One of the most interesting things about the complexly woven fabric of South Africa is the spirit of its people. Here, things like depression and death can be seen in such a different light. A well-known photojournalist recently relayed one of his experiences about depression within the traditional African culture: such an overwhelming feeling of sadness or despair is normal to life. It can be seen as a phase in an individual's journey, signaling that one is "on the way to convalescence." It is such a beautiful light.

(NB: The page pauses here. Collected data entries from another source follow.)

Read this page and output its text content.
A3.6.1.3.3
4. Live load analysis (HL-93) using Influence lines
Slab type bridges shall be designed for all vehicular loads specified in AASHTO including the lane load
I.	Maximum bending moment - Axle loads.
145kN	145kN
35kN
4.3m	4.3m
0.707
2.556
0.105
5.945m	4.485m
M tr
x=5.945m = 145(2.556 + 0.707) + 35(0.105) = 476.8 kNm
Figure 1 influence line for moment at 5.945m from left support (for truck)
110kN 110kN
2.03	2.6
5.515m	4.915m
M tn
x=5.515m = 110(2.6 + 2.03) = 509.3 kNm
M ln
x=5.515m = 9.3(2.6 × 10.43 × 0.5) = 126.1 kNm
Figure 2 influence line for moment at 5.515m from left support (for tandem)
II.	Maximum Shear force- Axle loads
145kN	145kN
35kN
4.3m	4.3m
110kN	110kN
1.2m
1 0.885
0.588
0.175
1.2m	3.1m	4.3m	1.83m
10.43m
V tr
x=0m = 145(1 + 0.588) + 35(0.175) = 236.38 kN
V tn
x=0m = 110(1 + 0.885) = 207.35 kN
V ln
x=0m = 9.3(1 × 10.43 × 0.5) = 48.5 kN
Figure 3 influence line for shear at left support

Today I went on a township tour. Here, townships are underdeveloped areas where informal illegal, informal legal, and formal settlements are packed together tighter than sardines. Many people from developed countries would consider these areas as "slums" because they're usually packed with shanties (aka shanty towns). It was such a humbling experience to see how so many people can live on so little - yet still be able to hold hope for so much. Although families in these settlements such as Khayelitsha and Nyanga, are considered to be living in poverty (the unemployment rate is appx 42% - the highest in the world); many still hold themselves as virtuous and proud citizens - proud in the sense that they are not in despair over their situation, proud in the sense that their spirit and resourcefulness carries them through to the promises of tomorrow.











































































Last two pictures in this settlement set: The entrance to a traditional healer's practice/clinic; Vicky from Vicky's B&B in Khayelitsha - Vicky used her entrepreneurial skills to open a beautiful B&B make a better life for her family. She's also partnered with the Department of Tourism to help other women in the community generate income for their families with their limited resources. More info: http://www.vickysbedandbreakfast.com/















Above: My lunch in Nyanga - a little bit of everything from squash curry to spicy beans to ostrich meat. South African cuisine is delicious.
Below: Traditional handicrafts - art depicting some of the settlements and beautiful beadwork.



















Below: District Six Museum (remembering the ruins of apartheid)



































These colorful houses are in Bo Kaap (originally a Malay settlement area)
































It has been a long day...not to mention a long week here in Cape Town. But I am loving every new minute of it.

Wednesday, July 8

Touwwwwn!!!

Cape Town is such a lovely place. There's so much to do and so much to see...even right now while it's the winter season.

I named this post "Touwwwn!!!" because that's what the drivers on the mini-taxis shout as they try to pick up passengers from the surrounding areas, going toward Cape Town. They're pretty loud and enthusiastic as they make their calls. This is my photo collection from my pretty enthusiastic trip around the Cape Town peninsula over these past several days...

Kirstenbosch Botanical Gardens, Groot Constantia Winery, Simon's Town (Boulder Beach, where the South African penguins are), University of Cape Town, Rhodes Memorial, Views of Cape Town, Bo Kaap (samosas and malva pudding with ice cream)

Oh and I have to say that I am a little bummed that I didn't make it to Cape Point. That was supposed to be a stop on the road tour after the Boulder Beach penguins...but we didn't get to Cape Point (the Cape of Good Hope) until just after sunset. So we missed the park (it closes at sunset). But I can at least say that I've been there. I was at the southern most tip of Africa.